Icha, pedagang SWK Bratang Binangun, perempuan PKL yang harus mengalami relokasi (Foto: doc. Ika/Konde.co)

Cerita Perempuan PKL yang Direlokasi di Surabaya, Makin Sejahtera Atau Sepi Pembeli?

Sejak 2014, Pemerintah kota Surabaya memberlakukan aturan relokasi pedagang kaki lima (PKL). Saya mengunjungi 3 lokasi sentra wisata kuliner di Surabaya dan berbincang dengan para perempuan yang dulunya pedagang kaki lima yang direlokasi. Yuk, dengar cerita mereka!

Pedagang kaki lima (PKL) selama ini kerap dianggap sebagai masalah perkotaan. Kehadiran mereka dianggap mengganggu ketertiban dan kerapian tata kota. Padahal, PKL hadir karena keterbatasan lapangan kerja dan masalah struktural lainnya yang membuat mereka tidak banyak memiliki pilihan hidup. 

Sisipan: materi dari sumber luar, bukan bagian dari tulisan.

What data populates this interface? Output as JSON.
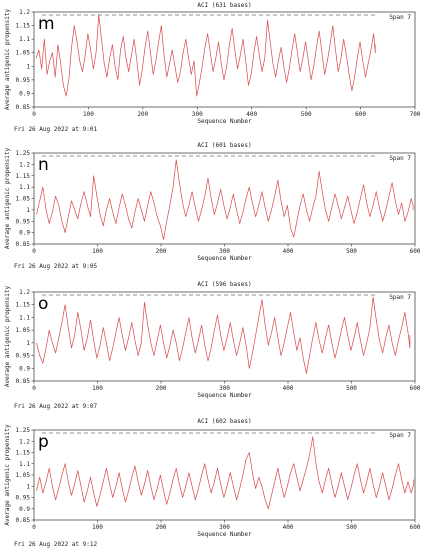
{
  "chart_data": [
    {
      "type": "line",
      "panel_label": "m",
      "title": "ACI  (631 bases)",
      "xlabel": "Sequence Number",
      "ylabel": "Average antigenic propensity",
      "span": "Span 7",
      "xlim": [
        0,
        700
      ],
      "ylim": [
        0.85,
        1.2
      ],
      "xticks": [
        0,
        100,
        200,
        300,
        400,
        500,
        600,
        700
      ],
      "yticks": [
        0.85,
        0.9,
        0.95,
        1,
        1.05,
        1.1,
        1.15,
        1.2
      ],
      "seq_length": 631,
      "line_color": "#d94848",
      "footer": "Fri 26 Aug 2022 at 9:01",
      "x_step": 5,
      "y": [
        1.03,
        1.06,
        0.99,
        1.1,
        0.97,
        1.02,
        1.05,
        0.96,
        1.08,
        1.01,
        0.93,
        0.89,
        0.95,
        1.07,
        1.15,
        1.09,
        1.02,
        0.98,
        1.04,
        1.12,
        1.06,
        0.99,
        1.05,
        1.19,
        1.1,
        1.01,
        0.96,
        1.03,
        1.08,
        1.0,
        0.95,
        1.06,
        1.11,
        1.03,
        0.98,
        1.04,
        1.1,
        1.02,
        0.93,
        0.99,
        1.07,
        1.13,
        1.05,
        0.97,
        1.02,
        1.09,
        1.15,
        1.04,
        0.96,
        1.01,
        1.06,
        1.0,
        0.94,
        0.98,
        1.05,
        1.1,
        1.03,
        0.97,
        1.02,
        0.89,
        0.94,
        1.0,
        1.07,
        1.12,
        1.05,
        0.98,
        1.03,
        1.09,
        1.01,
        0.95,
        1.0,
        1.08,
        1.14,
        1.06,
        0.99,
        1.04,
        1.1,
        1.02,
        0.93,
        0.97,
        1.05,
        1.11,
        1.04,
        0.98,
        1.03,
        1.17,
        1.09,
        1.01,
        0.96,
        1.02,
        1.07,
        1.0,
        0.94,
        0.99,
        1.06,
        1.12,
        1.05,
        0.98,
        1.03,
        1.09,
        1.02,
        0.95,
        1.0,
        1.07,
        1.13,
        1.05,
        0.97,
        1.02,
        1.08,
        1.15,
        1.06,
        0.98,
        1.03,
        1.1,
        1.04,
        0.97,
        0.91,
        0.96,
        1.03,
        1.09,
        1.02,
        0.96,
        1.01,
        1.06,
        1.12,
        1.05,
        1.08
      ]
    },
    {
      "type": "line",
      "panel_label": "n",
      "title": "ACI  (601 bases)",
      "xlabel": "Sequence Number",
      "ylabel": "Average antigenic propensity",
      "span": "Span 7",
      "xlim": [
        0,
        600
      ],
      "ylim": [
        0.85,
        1.25
      ],
      "xticks": [
        0,
        100,
        200,
        300,
        400,
        500,
        600
      ],
      "yticks": [
        0.85,
        0.9,
        0.95,
        1,
        1.05,
        1.1,
        1.15,
        1.2,
        1.25
      ],
      "seq_length": 601,
      "line_color": "#d94848",
      "footer": "Fri 26 Aug 2022 at 9:05",
      "x_step": 5,
      "y": [
        0.98,
        1.04,
        1.1,
        1.0,
        0.94,
        0.99,
        1.06,
        1.02,
        0.95,
        0.9,
        0.97,
        1.04,
        1.0,
        0.96,
        1.03,
        1.08,
        1.02,
        0.97,
        1.15,
        1.06,
        0.98,
        0.93,
        1.0,
        1.05,
        0.99,
        0.94,
        1.01,
        1.07,
        1.02,
        0.96,
        0.92,
        0.99,
        1.05,
        1.0,
        0.95,
        1.02,
        1.08,
        1.03,
        0.97,
        0.93,
        0.87,
        0.95,
        1.02,
        1.1,
        1.22,
        1.12,
        1.03,
        0.97,
        1.02,
        1.08,
        1.01,
        0.95,
        1.0,
        1.06,
        1.14,
        1.05,
        0.98,
        1.03,
        1.09,
        1.02,
        0.96,
        1.01,
        1.07,
        1.0,
        0.94,
        0.99,
        1.05,
        1.1,
        1.03,
        0.97,
        1.02,
        1.08,
        1.01,
        0.95,
        1.0,
        1.06,
        1.13,
        1.04,
        0.97,
        1.02,
        0.92,
        0.88,
        0.95,
        1.02,
        1.07,
        1.0,
        0.95,
        1.01,
        1.06,
        1.17,
        1.08,
        1.0,
        0.95,
        1.01,
        1.07,
        1.02,
        0.96,
        1.01,
        1.06,
        1.0,
        0.94,
        0.99,
        1.05,
        1.11,
        1.03,
        0.97,
        1.02,
        1.08,
        1.01,
        0.95,
        1.0,
        1.06,
        1.12,
        1.04,
        0.98,
        1.03,
        0.95,
        0.99,
        1.05,
        1.02,
        1.0
      ]
    },
    {
      "type": "line",
      "panel_label": "o",
      "title": "ACI  (596 bases)",
      "xlabel": "Sequence Number",
      "ylabel": "Average antigenic propensity",
      "span": "Span 7",
      "xlim": [
        0,
        600
      ],
      "ylim": [
        0.85,
        1.2
      ],
      "xticks": [
        0,
        100,
        200,
        300,
        400,
        500,
        600
      ],
      "yticks": [
        0.85,
        0.9,
        0.95,
        1,
        1.05,
        1.1,
        1.15,
        1.2
      ],
      "seq_length": 596,
      "line_color": "#d94848",
      "footer": "Fri 26 Aug 2022 at 9:07",
      "x_step": 5,
      "y": [
        1.0,
        0.95,
        0.92,
        0.98,
        1.05,
        1.0,
        0.96,
        1.02,
        1.08,
        1.15,
        1.06,
        0.98,
        1.03,
        1.12,
        1.05,
        0.97,
        1.02,
        1.09,
        1.01,
        0.94,
        0.99,
        1.06,
        1.0,
        0.93,
        0.98,
        1.04,
        1.1,
        1.03,
        0.97,
        1.02,
        1.08,
        1.01,
        0.95,
        1.0,
        1.16,
        1.07,
        1.0,
        0.95,
        1.01,
        1.07,
        1.0,
        0.94,
        0.99,
        1.05,
        1.0,
        0.93,
        0.98,
        1.04,
        1.1,
        1.02,
        0.96,
        1.01,
        1.07,
        0.99,
        0.93,
        0.98,
        1.05,
        1.11,
        1.03,
        0.97,
        1.02,
        1.08,
        1.01,
        0.95,
        1.0,
        1.06,
        0.99,
        0.9,
        0.96,
        1.03,
        1.1,
        1.17,
        1.07,
        0.99,
        1.04,
        1.1,
        1.02,
        0.95,
        1.0,
        1.06,
        1.12,
        1.04,
        0.97,
        1.02,
        0.94,
        0.88,
        0.95,
        1.02,
        1.08,
        1.01,
        0.96,
        1.02,
        1.07,
        1.0,
        0.94,
        0.99,
        1.05,
        1.1,
        1.03,
        0.97,
        1.02,
        1.08,
        1.01,
        0.95,
        1.0,
        1.06,
        1.18,
        1.09,
        1.01,
        0.96,
        1.02,
        1.07,
        1.0,
        0.95,
        1.01,
        1.06,
        1.12,
        1.04,
        0.98,
        1.03
      ]
    },
    {
      "type": "line",
      "panel_label": "p",
      "title": "ACI  (602 bases)",
      "xlabel": "Sequence Number",
      "ylabel": "Average antigenic propensity",
      "span": "Span 7",
      "xlim": [
        0,
        600
      ],
      "ylim": [
        0.85,
        1.25
      ],
      "xticks": [
        0,
        100,
        200,
        300,
        400,
        500,
        600
      ],
      "yticks": [
        0.85,
        0.9,
        0.95,
        1,
        1.05,
        1.1,
        1.15,
        1.2,
        1.25
      ],
      "seq_length": 602,
      "line_color": "#d94848",
      "footer": "Fri 26 Aug 2022 at 9:12",
      "x_step": 5,
      "y": [
        0.98,
        1.04,
        0.97,
        1.02,
        1.08,
        1.0,
        0.94,
        0.99,
        1.05,
        1.1,
        1.02,
        0.96,
        1.01,
        1.07,
        1.0,
        0.93,
        0.98,
        1.04,
        0.97,
        0.91,
        0.96,
        1.02,
        1.08,
        1.01,
        0.95,
        1.0,
        1.06,
        0.99,
        0.93,
        0.98,
        1.04,
        1.09,
        1.02,
        0.96,
        1.01,
        1.07,
        1.0,
        0.94,
        0.99,
        1.05,
        0.98,
        0.92,
        0.97,
        1.03,
        1.08,
        1.01,
        0.95,
        1.0,
        1.06,
        1.0,
        0.94,
        0.99,
        1.05,
        1.1,
        1.03,
        0.97,
        1.02,
        1.08,
        1.01,
        0.95,
        1.0,
        1.06,
        1.0,
        0.94,
        0.99,
        1.05,
        1.12,
        1.15,
        1.06,
        0.99,
        1.04,
        1.0,
        0.94,
        0.9,
        0.96,
        1.02,
        1.08,
        1.01,
        0.95,
        1.0,
        1.06,
        1.1,
        1.04,
        0.98,
        1.03,
        1.08,
        1.14,
        1.22,
        1.1,
        1.02,
        0.97,
        1.03,
        1.08,
        1.01,
        0.95,
        1.0,
        1.06,
        1.0,
        0.94,
        0.99,
        1.05,
        1.1,
        1.03,
        0.97,
        1.02,
        1.08,
        1.01,
        0.95,
        1.0,
        1.06,
        1.0,
        0.94,
        0.99,
        1.05,
        1.1,
        1.03,
        0.97,
        1.02,
        0.97,
        1.01,
        1.03
      ]
    }
  ]
}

Permasalahan yang lahir dari kesenjangan pembangunan ini nampaknya masih belum teratasi hingga saat ini. Pemerintah pun tidak dipungkiri telah melakukan berbagai upaya untuk memberi solusi bagi keberadaan mereka. Seperti relokasi ke tempat yang lebih baik menurut pemerintah. Salah satu yang melakukan upaya relokasi dari PKL dan perempuan PKL yang berjualan di pinggir jalan ke satu tempat sentra kuliner adalah Pemerintah Kota Surabaya.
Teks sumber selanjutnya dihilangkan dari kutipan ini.